If Intelligent design is science, where's the beef?

[*] "In fact, intelligent design is open to direct experimental rebuttal. To falsify such a claim a scientist could go into the laboratory, place a bacterial species lacking a flagellum under some selective pressure, for motility say, grow it for ten thousand generations and see if a flagellum or any equally complex system was produced. If that happened my claims would be neatly disproven."

8 comments:

Rich Hughes said...

Ah... the telltale elipses!

I LEIK THIS BETTER THAN MOONLANGUAGE.

SPARC said...

As a non English native speaker I wouldn't have realized that you aren't either.

Paholaisen Asianajaja said...

Sparc, I'll take that as a compliment. Writing in english is one of the few things I excell at, compared to the other nonsense I do. Still, nothing beats moonlanguage.

Anonymous said...

Mitä on moonlanguage???

Paholaisen Asianajaja said...

Sivistymättömät moukat kutsuvat rakasta äidinkieltämme kuukieleksi.

Anonymous said...

Awww :(. Toisaalta, olisi kiva ekstrapoloitua suomenkieltä osaamattoman subjektiiviseen kokemusmaailmaan ja kuunnella sitten suomenkieltä puhumattomia.
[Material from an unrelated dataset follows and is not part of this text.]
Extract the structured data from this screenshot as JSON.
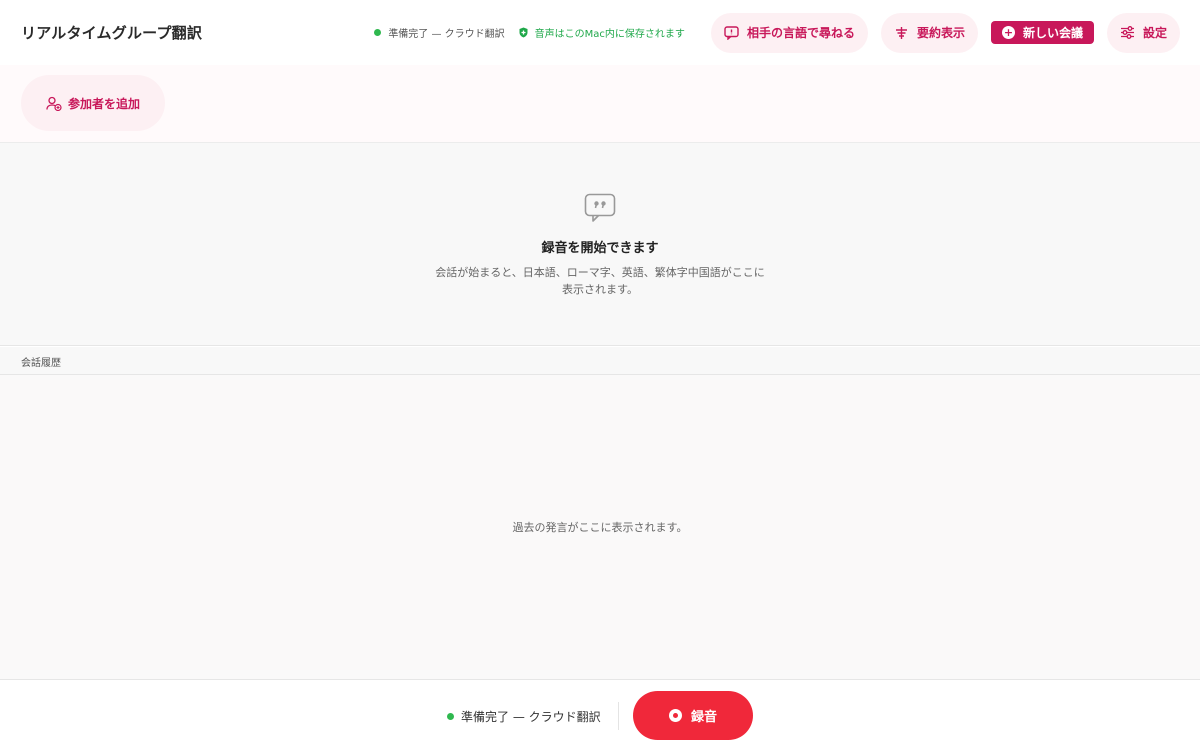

Ihanko oikeasti suomenkieli = moonlanguage? Onko se nyt sitten oikein virallinen epävirallinen arvonimi rakkaalle äidinkielellemme?

Anonymous said...

Awww :(. Toisaalta, olisi kiva ekstrapoloitua suomenkieltä osaamattoman subjektiiviseen kokemusmaailmaan ja kuunnella sitten suomenkieltä puhuttuna.

Ihanko oikeasti suomenkieli = moonlanguage? Onko se nyt sitten oikein virallinen epävirallinen arvonimi rakkaalle äidinkielellemme?

PS. Korjattu viesti, sattui kirjoitusvirhe ekassa...

Paholaisen Asianajaja said...

Kuukielellä jenkki tarkoittaa kaikkia niitä kieliä joihin tarvitaan "uusia" kirjaimia ja/tai jota lukija ei tunnista.